Fri. Jul 9, 2021 1:30 PM - 3:00 PM Track4 (Web開催会場)

座長:奥村 謙一(宇治徳洲会病院小児科)
座長:村上 智明(札幌徳洲会病院小児科)

[I-SY05-4] Time-dependent prognostic value of heart failure-associated biomarkers in Fontan patients

大内 秀雄, 白石 公, 坂口 平馬, 黒嵜 健一 (国立循環器病研究センター)

Keywords:心不全, フォンタン, 予後

【背景】これまでにフォンタン(F)術後患者の総死亡やF関連事故の予測因子の同定が試みられてきたが、個々のF関連病態に焦点を当てた予測因子の報告は少ない。
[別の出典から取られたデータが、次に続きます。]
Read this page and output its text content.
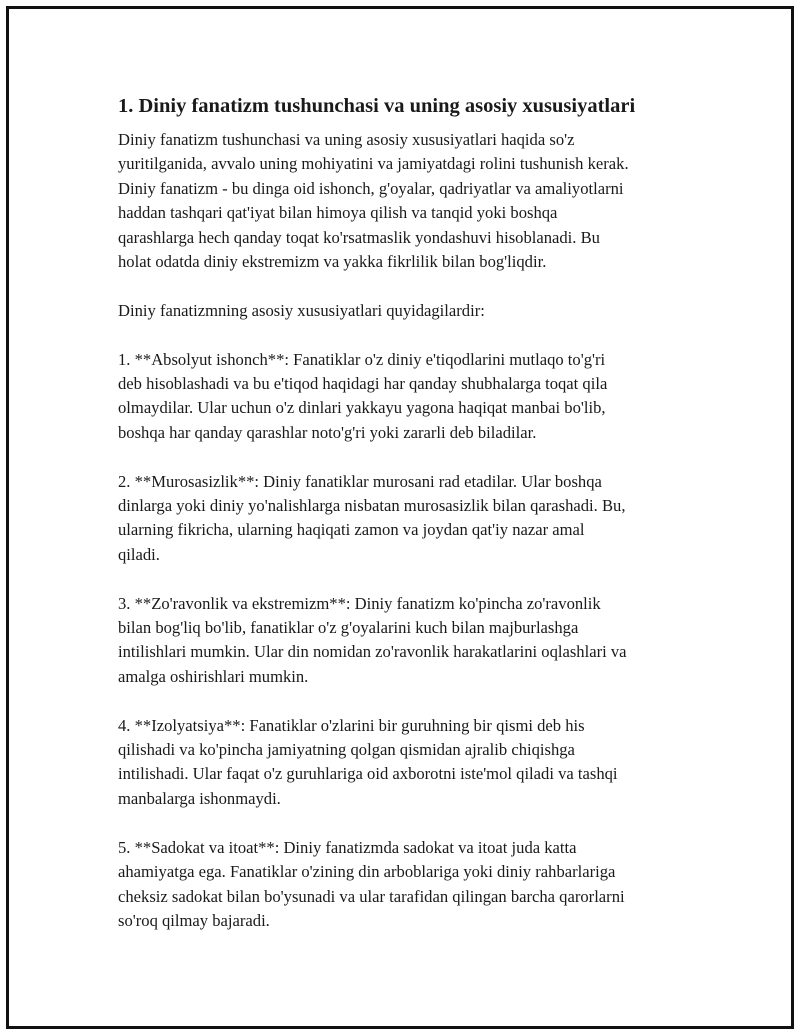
1. Diniy fanatizm tushunchasi va uning asosiy xususiyatlari

Diniy fanatizm tushunchasi va uning asosiy xususiyatlari haqida so'z
yuritilganida, avvalo uning mohiyatini va jamiyatdagi rolini tushunish kerak.
Diniy fanatizm - bu dinga oid ishonch, g'oyalar, qadriyatlar va amaliyotlarni
haddan tashqari qat'iyat bilan himoya qilish va tanqid yoki boshqa
qarashlarga hech qanday toqat ko'rsatmaslik yondashuvi hisoblanadi. Bu
holat odatda diniy ekstremizm va yakka fikrlilik bilan bog'liqdir.

Diniy fanatizmning asosiy xususiyatlari quyidagilardir:

1. **Absolyut ishonch**: Fanatiklar o'z diniy e'tiqodlarini mutlaqo to'g'ri
deb hisoblashadi va bu e'tiqod haqidagi har qanday shubhalarga toqat qila
olmaydilar. Ular uchun o'z dinlari yakkayu yagona haqiqat manbai bo'lib,
boshqa har qanday qarashlar noto'g'ri yoki zararli deb biladilar.

2. **Murosasizlik**: Diniy fanatiklar murosani rad etadilar. Ular boshqa
dinlarga yoki diniy yo'nalishlarga nisbatan murosasizlik bilan qarashadi. Bu,
ularning fikricha, ularning haqiqati zamon va joydan qat'iy nazar amal
qiladi.

3. **Zo'ravonlik va ekstremizm**: Diniy fanatizm ko'pincha zo'ravonlik
bilan bog'liq bo'lib, fanatiklar o'z g'oyalarini kuch bilan majburlashga
intilishlari mumkin. Ular din nomidan zo'ravonlik harakatlarini oqlashlari va
amalga oshirishlari mumkin.

4. **Izolyatsiya**: Fanatiklar o'zlarini bir guruhning bir qismi deb his
qilishadi va ko'pincha jamiyatning qolgan qismidan ajralib chiqishga
intilishadi. Ular faqat o'z guruhlariga oid axborotni iste'mol qiladi va tashqi
manbalarga ishonmaydi.

5. **Sadokat va itoat**: Diniy fanatizmda sadokat va itoat juda katta
ahamiyatga ega. Fanatiklar o'zining din arboblariga yoki diniy rahbarlariga
cheksiz sadokat bilan bo'ysunadi va ular tarafidan qilingan barcha qarorlarni
so'roq qilmay bajaradi.
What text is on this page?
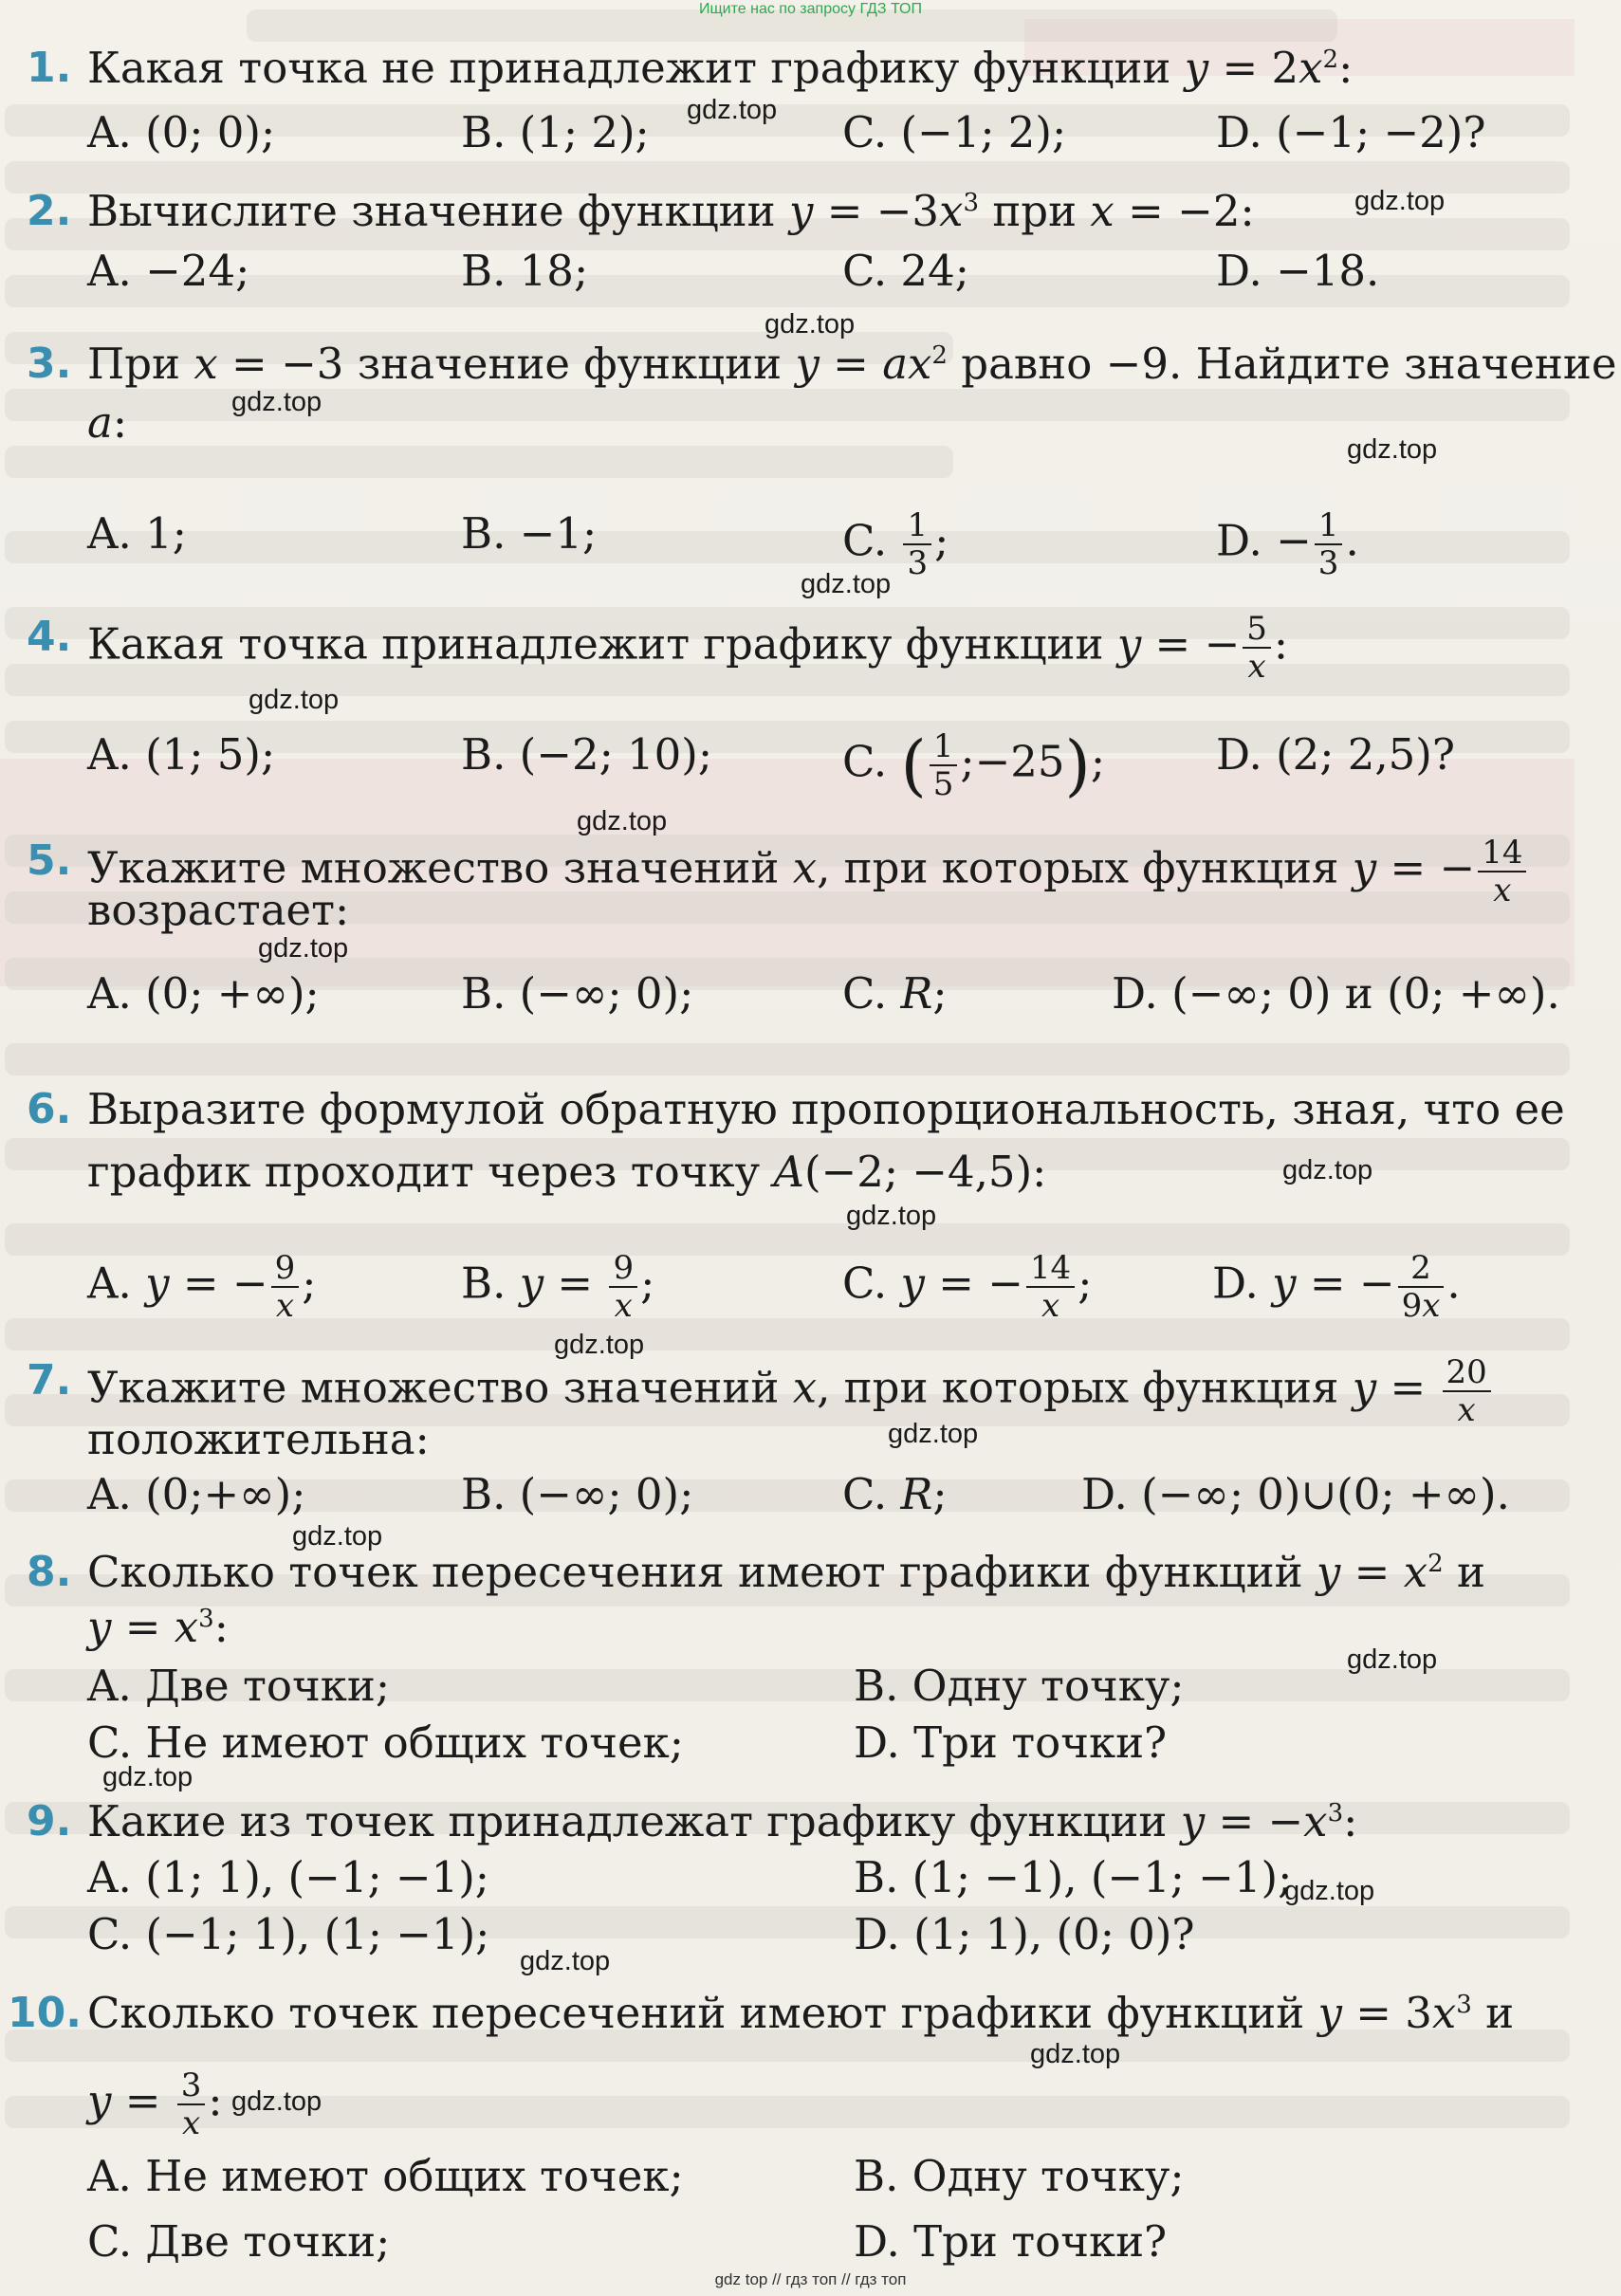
Ищите нас по запросу ГДЗ ТОП
1. Какая точка не принадлежит графику функции $y = 2x^2$:
A. (0; 0);	B. (1; 2);	C. (−1; 2);	D. (−1; −2)?
2. Вычислите значение функции $y = -3x^3$ при x = −2:
A. −24;	B. 18;	C. 24;	D. −18.
3. При x = −3 значение функции $y = ax^2$ равно −9. Найдите значение
a:
A. 1;	B. −1;	C. $\frac{1}{3}$ ;	D. − $\frac{1}{3}$ .
4. Какая точка принадлежит графику функции y = − $\frac{5}{x}$ :
A. (1; 5);	B. (−2; 10);	C. ( $\frac{1}{5}$ ;−25);	D. (2; 2,5)?
5. Укажите множество значений x, при которых функция y = − $\frac{14}{x}$
возрастает:
A. (0; +∞);	B. (−∞; 0);	C. R;	D. (−∞; 0) и (0; +∞).
6. Выразите формулой обратную пропорциональность, зная, что ее
график проходит через точку A(−2; −4,5):
A. y = − $\frac{9}{x}$ ;	B. $y = \frac{9}{x}$ ;	C. y = − $\frac{14}{x}$ ;	D. y = − $\frac{2}{9x}$ .
7. Укажите множество значений x, при которых функция $y = \frac{20}{x}$
положительна:
A. (0;+∞);	B. (−∞; 0);	C. R;	D. (−∞; 0)∪(0; +∞).
8. Сколько точек пересечения имеют графики функций $y = x^2$ и
$y = x^3$:
A. Две точки;	B. Одну точку;
C. Не имеют общих точек;	D. Три точки?
9. Какие из точек принадлежат графику функции $y = -x^3$:
A. (1; 1), (−1; −1);	B. (1; −1), (−1; −1);
C. (−1; 1), (1; −1);	D. (1; 1), (0; 0)?
10. Сколько точек пересечений имеют графики функций $y = 3x^3$ и
$y = \frac{3}{x}$ :
A. Не имеют общих точек;	B. Одну точку;
C. Две точки;	D. Три точки?
gdz.top
gdz.top
gdz.top
gdz.top
gdz.top
gdz.top
gdz.top
gdz.top
gdz.top
gdz.top
gdz.top
gdz.top
gdz.top
gdz.top
gdz.top
gdz.top
gdz.top
gdz.top
gdz.top
gdz.top
gdz top // гдз топ // гдз топ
【目的】F術後患者の総死亡を含めた心不全関連入院と心機能指標との関連を評価する。【方法と結果】対象は当院でF手術が施行され術後6か月以上経過し心血行動態が評価された連続445例である。F手術年齢は5.2歳、術後1年(n = 445)、5年(n = 355)、10年(n = 288)、15年(n = 225)、20年(n = 141)そして25年(n = 66)時の神経体液性因子(脳利尿ペプチド濃度:BNP、ノルエピネフリン濃度、レニン活性:PRA、アルドステロン濃度:PAC)と運動耐容能(PVO2)に加え、血行動態(中心静脈圧:CVP、心室拡張期末期圧:EDP、心室容積:EDVI、駆出率:EF、房室弁閉鎖不全:AVVR)、心係数:CI、動脈酸素飽和度:SaO2)と評価後5年間の心不全事故との関連をコックスハザードモデルで評価した。心不全事故は心不全症状悪化に加え蛋白漏出性胃腸症や鋳型肺炎の悪化を含めた。術後1年、5年、10年、15年、20年そして25年後の心不全事故は各々27(6%)、23(6%)、19(7%)、22(10%)、16(11%)及び12(18%)発症していた。高CVP、高EDP、低SaO2、高BNP、高PRA、高PAC、低PVO2はほぼ全経過を通じて心不全事故を予測し(p< 0.05 - 0.0001)、特にCVP、PRA、PACの予測力は強かった。一方、術後1年から5年の小児期では高EDVI、低EF、高AVVRは有意に心不全事故と関連したが(p < 0.01 - 0.0001)、術後10年以降では関連しなかった。【結論】成人F患者と異なり小児F患者ではAVVRを含めた心機能指標が心不全予後を予測し、外科介入や抗心不全療法の一助となる。また、全経過でのレニンアルドスレロン系(RAS)指標のF心不全事故との強い関連は、RAS指標のF心不全評価におけるバイオマーカーとしての重要性示唆する。